The Transient Guest Tax Act directs only accommodations brokers and businesses to collect the tax, and only from transient guests who stay in hotels, motels or tourist courts. A “hotel, motel or tourist court” is a physical facility with rooms “furnished for the purpose of” providing lodging to transient guests. Although a comma is placed after the term “lodging” in K.S.A. 12-1696, and not correspondingly after the clause ending in “services,” it appears the Legislature intended that only facilities whose purpose is housing transient guests be subject to the tax. In looking at the remainder of the Act, only transient guests must pay the tax, and accommodations brokers are required to collect the tax only from transient guests. If the definition of hotel, motel and tourist courts was construed more broadly, apartment houses, residential multiplexes and other long-term units would fall under the Act, which is not contemplated by corresponding statutes on collecting the tax. We conclude that businesses must have the housing of transient guests as their primary purpose in order to fall under the provisions of K.S.A. 12-1696 et seq. Bethany College has as its primary purpose the education and housing of students for nine-month periods; its purpose is not the lodging of short-term guests.

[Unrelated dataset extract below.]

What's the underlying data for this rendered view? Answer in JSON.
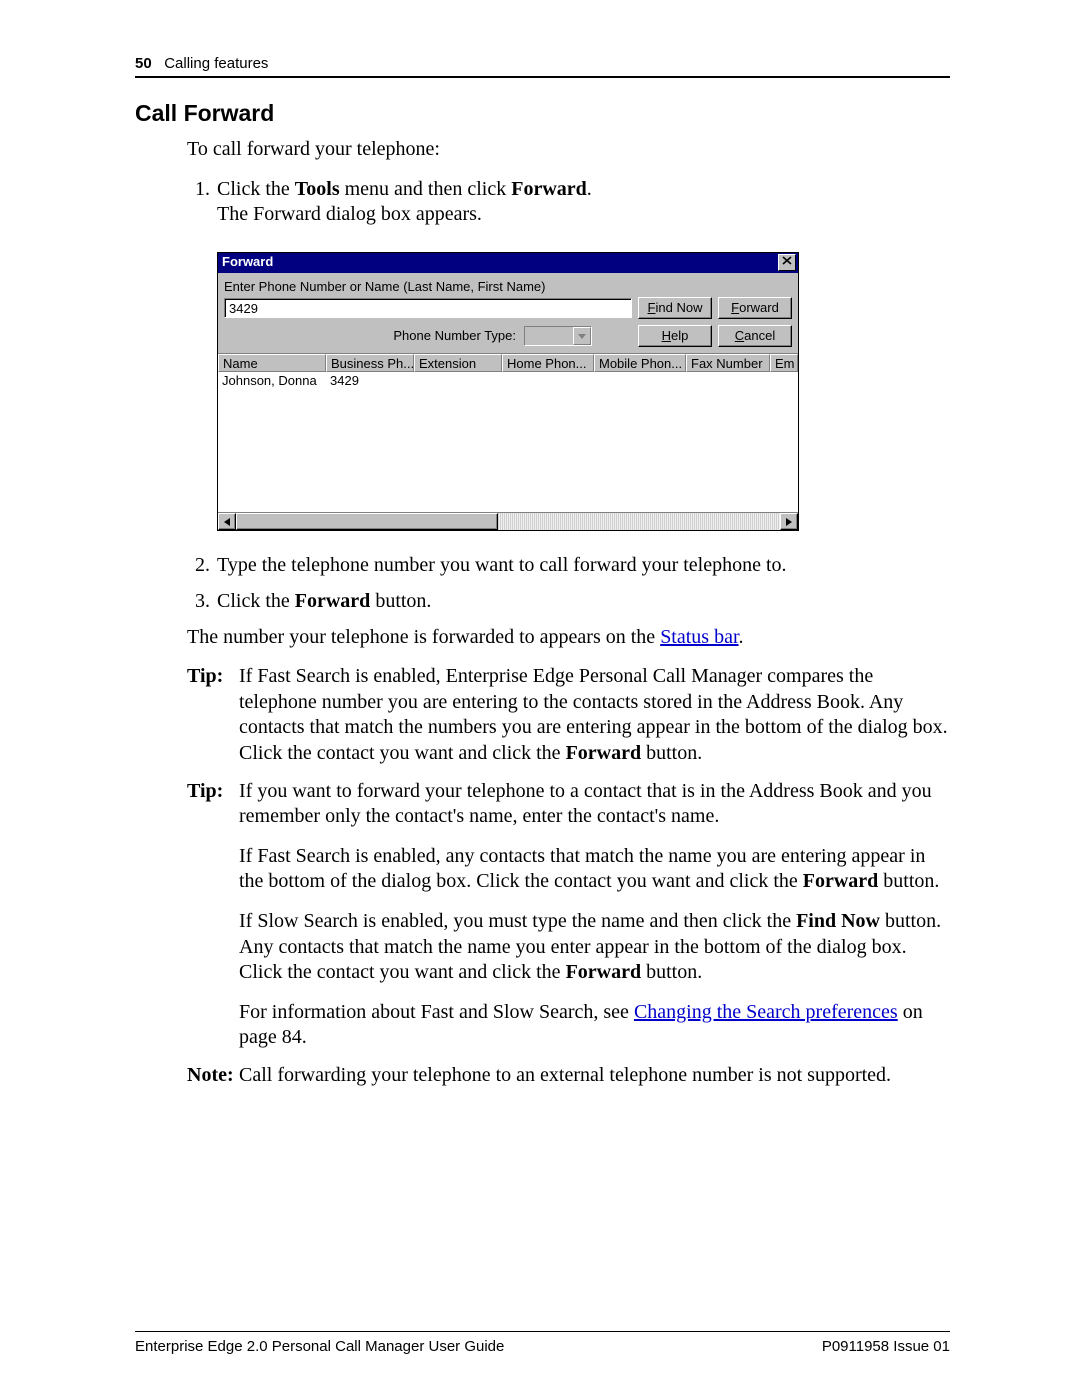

The interpretation of the agency charged with administering a statute is to be given deference, particularly when the agency is one of “special competence and expertise,” such as the Department of Revenue on taxing matters. The transient guest tax statutes and the question raised by your opinion request have been subjected to agency review. Our legal conclusion, above, was previously reached in an interpretation issued by the Department of Revenue, the agency that administers the Act, promulgates regulations under the Act and decides which businesses fall under the provisions of the Act. In a letter dated June 15, 1998, a representative from the Department’s Office of Policy and Research reviewed the language in the transient guest tax statutes and determined that Bethany College was neither a “business” nor an “accommodations broker” as defined in the Act, and that Bethany College could not be deemed to be acting as a hotel, motel or tourist court. Consequently, the Department concluded, Bethany College was not required to impose a transient guest tax on its overnight guests who stay in college dormitories in conjunction with summer programs, conventions or seminars. The Act has not been amended since the Department issued its letter opinion, and the conclusions in the opinion were recently reaffirmed to our office by the Department’s general counsel.
Lastly, the right to tax is “penal in nature,” and statutes imposing a tax are to be strictly construed in favor of the prospective taxpayer. “Where there is reasonable doubt in interpreting a taxing act,” the act shall be construed in the taxpayer’s favor. The language in K.S.A. 12-1696 does not patently support imposing a transient guest tax on summer visitors to educational residence halls. For this additional reason, we conclude the tax should not be levied.
In conclusion, we agree with the Department of Revenue’s interpretation that Bethany College is not an accommodations broker, a business, or a hotel, motel or tourist court as these terms are defined in the transient guest tax statutes. Consequently, Bethany College is not required to collect a transient guest tax from overnight guests who stay at its residence halls during the summer.